Far be it from me to complain much about the growth of craft brewing, but there is at least one down side to this otherwise glorious proliferation. I am speaking about the rash of mediocre India Pale Ales, Pale Ales, and Ambers. It seems that out of obligation to the unique direction American brewing has taken these styles, start ups feel the need to add just one more IPA to the mix, as if their particular blend of grapefruity nose and dry bitterness will ensure that their brewery will last into perpetuity.

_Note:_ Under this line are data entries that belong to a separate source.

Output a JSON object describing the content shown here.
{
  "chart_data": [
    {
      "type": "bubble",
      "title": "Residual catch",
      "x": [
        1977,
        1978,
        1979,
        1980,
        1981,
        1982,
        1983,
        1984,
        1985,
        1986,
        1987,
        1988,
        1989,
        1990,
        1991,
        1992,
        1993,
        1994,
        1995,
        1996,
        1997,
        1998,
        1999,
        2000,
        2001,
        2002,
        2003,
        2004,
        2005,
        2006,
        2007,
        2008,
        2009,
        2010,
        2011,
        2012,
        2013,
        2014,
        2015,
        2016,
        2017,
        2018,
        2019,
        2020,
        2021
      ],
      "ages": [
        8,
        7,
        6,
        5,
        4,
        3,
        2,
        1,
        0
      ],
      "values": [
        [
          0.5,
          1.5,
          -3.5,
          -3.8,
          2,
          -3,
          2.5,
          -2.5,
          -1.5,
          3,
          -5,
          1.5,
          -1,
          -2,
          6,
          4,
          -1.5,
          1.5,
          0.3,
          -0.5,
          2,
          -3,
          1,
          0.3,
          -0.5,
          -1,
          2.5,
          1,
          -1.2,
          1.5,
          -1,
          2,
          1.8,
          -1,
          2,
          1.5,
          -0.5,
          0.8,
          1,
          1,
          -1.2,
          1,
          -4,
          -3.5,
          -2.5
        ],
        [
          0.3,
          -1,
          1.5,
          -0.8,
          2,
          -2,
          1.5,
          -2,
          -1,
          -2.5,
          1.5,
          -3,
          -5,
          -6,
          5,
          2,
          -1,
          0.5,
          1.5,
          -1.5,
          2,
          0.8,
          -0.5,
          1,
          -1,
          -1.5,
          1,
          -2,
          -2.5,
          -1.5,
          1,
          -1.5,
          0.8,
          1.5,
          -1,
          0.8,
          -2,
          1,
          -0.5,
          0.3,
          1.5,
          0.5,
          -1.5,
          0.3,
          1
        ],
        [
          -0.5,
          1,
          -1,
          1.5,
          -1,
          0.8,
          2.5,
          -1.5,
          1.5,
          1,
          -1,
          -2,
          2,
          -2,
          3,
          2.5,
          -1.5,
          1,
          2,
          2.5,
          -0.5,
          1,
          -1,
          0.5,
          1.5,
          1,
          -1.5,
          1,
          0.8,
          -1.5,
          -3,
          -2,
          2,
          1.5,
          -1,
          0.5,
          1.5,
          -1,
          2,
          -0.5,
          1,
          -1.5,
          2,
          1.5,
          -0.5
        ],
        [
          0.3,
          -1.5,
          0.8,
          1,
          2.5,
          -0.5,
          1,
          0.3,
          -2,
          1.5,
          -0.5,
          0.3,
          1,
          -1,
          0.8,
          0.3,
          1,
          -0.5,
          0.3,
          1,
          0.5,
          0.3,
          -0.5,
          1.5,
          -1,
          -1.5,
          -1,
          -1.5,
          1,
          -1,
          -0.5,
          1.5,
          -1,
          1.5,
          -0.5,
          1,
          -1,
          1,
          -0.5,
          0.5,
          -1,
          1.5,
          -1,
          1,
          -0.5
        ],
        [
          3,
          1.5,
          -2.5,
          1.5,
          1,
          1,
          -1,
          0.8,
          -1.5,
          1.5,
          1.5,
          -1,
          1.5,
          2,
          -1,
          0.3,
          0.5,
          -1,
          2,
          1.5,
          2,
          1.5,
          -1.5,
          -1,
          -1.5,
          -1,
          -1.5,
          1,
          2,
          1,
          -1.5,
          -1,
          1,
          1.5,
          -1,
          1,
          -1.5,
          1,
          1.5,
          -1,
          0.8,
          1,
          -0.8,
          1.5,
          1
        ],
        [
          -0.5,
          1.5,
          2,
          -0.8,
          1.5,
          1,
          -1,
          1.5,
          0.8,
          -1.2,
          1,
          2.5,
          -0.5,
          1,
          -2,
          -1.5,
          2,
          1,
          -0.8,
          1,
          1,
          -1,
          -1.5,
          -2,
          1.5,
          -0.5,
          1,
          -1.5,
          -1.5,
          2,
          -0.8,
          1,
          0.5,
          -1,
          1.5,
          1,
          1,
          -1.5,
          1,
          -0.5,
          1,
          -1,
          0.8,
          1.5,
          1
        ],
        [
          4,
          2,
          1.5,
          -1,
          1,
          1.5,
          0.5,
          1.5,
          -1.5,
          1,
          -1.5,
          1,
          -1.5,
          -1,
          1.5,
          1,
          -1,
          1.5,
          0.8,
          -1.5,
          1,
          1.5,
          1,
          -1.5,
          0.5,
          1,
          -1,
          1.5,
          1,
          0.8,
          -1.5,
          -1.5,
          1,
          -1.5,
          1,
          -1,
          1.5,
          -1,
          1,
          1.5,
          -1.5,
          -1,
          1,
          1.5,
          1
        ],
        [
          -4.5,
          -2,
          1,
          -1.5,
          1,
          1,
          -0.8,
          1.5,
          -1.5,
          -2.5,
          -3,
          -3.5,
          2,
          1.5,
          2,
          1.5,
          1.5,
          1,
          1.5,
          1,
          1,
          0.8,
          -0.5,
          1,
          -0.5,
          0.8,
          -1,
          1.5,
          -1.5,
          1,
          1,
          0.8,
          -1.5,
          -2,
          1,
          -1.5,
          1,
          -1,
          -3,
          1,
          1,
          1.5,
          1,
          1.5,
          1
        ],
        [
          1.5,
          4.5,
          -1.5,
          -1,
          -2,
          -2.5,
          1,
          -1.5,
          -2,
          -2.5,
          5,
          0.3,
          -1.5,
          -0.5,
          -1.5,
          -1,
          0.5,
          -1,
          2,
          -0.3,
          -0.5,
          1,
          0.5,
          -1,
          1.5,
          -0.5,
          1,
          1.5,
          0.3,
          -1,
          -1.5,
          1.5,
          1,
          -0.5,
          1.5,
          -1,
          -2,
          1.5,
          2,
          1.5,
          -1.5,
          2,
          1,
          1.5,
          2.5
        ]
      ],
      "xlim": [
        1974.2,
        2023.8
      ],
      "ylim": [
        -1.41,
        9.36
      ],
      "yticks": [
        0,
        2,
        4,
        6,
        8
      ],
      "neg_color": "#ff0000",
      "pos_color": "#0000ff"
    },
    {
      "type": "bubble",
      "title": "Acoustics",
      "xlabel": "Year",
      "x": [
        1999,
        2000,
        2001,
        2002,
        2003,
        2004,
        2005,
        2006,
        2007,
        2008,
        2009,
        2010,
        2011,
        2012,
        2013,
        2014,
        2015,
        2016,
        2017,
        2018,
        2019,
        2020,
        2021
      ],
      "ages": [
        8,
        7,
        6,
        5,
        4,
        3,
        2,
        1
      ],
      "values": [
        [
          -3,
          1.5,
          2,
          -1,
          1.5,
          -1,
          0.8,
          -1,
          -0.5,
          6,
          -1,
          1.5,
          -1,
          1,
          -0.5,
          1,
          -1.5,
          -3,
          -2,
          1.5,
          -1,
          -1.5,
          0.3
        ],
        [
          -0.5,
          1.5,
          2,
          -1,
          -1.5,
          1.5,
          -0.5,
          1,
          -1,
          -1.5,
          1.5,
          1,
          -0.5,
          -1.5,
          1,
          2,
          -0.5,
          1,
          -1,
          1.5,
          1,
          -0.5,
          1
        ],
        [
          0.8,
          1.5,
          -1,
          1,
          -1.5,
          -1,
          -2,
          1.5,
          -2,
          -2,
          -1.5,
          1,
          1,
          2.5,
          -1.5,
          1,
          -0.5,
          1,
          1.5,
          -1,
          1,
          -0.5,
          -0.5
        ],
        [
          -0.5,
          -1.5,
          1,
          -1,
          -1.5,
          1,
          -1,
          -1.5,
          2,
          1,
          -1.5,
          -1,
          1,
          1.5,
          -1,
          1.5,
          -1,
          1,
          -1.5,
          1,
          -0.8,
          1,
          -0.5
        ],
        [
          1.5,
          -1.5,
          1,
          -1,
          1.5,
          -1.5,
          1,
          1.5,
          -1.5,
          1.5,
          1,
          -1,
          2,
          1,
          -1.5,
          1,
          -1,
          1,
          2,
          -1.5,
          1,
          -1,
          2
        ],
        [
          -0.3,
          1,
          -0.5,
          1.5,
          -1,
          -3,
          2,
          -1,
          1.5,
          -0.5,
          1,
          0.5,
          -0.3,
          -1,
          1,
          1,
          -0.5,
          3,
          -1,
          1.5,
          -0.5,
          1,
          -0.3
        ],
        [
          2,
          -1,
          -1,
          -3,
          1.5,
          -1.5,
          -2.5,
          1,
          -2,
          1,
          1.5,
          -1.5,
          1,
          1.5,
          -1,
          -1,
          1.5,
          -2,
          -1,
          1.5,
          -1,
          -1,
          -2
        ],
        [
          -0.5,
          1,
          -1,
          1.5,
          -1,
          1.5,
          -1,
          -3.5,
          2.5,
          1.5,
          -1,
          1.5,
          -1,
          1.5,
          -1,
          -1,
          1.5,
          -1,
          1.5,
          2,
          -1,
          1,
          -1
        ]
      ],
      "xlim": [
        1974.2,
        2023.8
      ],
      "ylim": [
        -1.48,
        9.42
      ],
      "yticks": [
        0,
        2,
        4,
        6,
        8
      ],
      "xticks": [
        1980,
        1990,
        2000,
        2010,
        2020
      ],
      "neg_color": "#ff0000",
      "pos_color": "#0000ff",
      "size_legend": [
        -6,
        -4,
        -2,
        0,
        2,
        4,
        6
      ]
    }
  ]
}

Some breweries are able to play the game well and actually create a singular piece of beauty, as for instance Surly Brewing did with their Furious, but overall, most, while good, even not-bad, are nonetheless not distinct enough for me to care. If I can’t remember your beer, I’ll probably just go back to my standards, ie- Two-Hearted.
But I have an idea based on how I generally approach beer drinking. I don’t know about people with a healthy enough income to sustain a line of upper-crust six packs in their chill box, but I know that I don’t have that kind of money, but I still enjoy a beer with lunch or dinner most days. And so what I often do is sustain this habit with an affordable and multi-use beer. Here in MN it’s usually something from Summit or Schell’s since they are able to keep basic 12 packs down near the $12 range. And then for special occasions or for limited releases, I’ll get the ‘nicer’ stuff.
So then, the idea. I’d love to see a brewery brew up a seasonally released session ale of some kind, like a Kolsch or Saison in the Summer, a Bitter or Mild in the Fall, a dry Stout in the Winter, maybe a Bock come Spring, or whatever, and keep it hovering at $1 a bottle. This could form the “Base” from which to launch other specialty beers or what have you. Among other things this would do, it would continue to put pressure on the mass lagers and loosen their stubborn grip on the “average Joe drinker.” There’s nothing wrong with making an “average Joe” craft beer is what I’m trying to say. Plus, it would help our current craft beer markets to start being more subtle with ingredients. Not every beer need be massively loaded with hops. Subtlety is where American beers need to start getting better.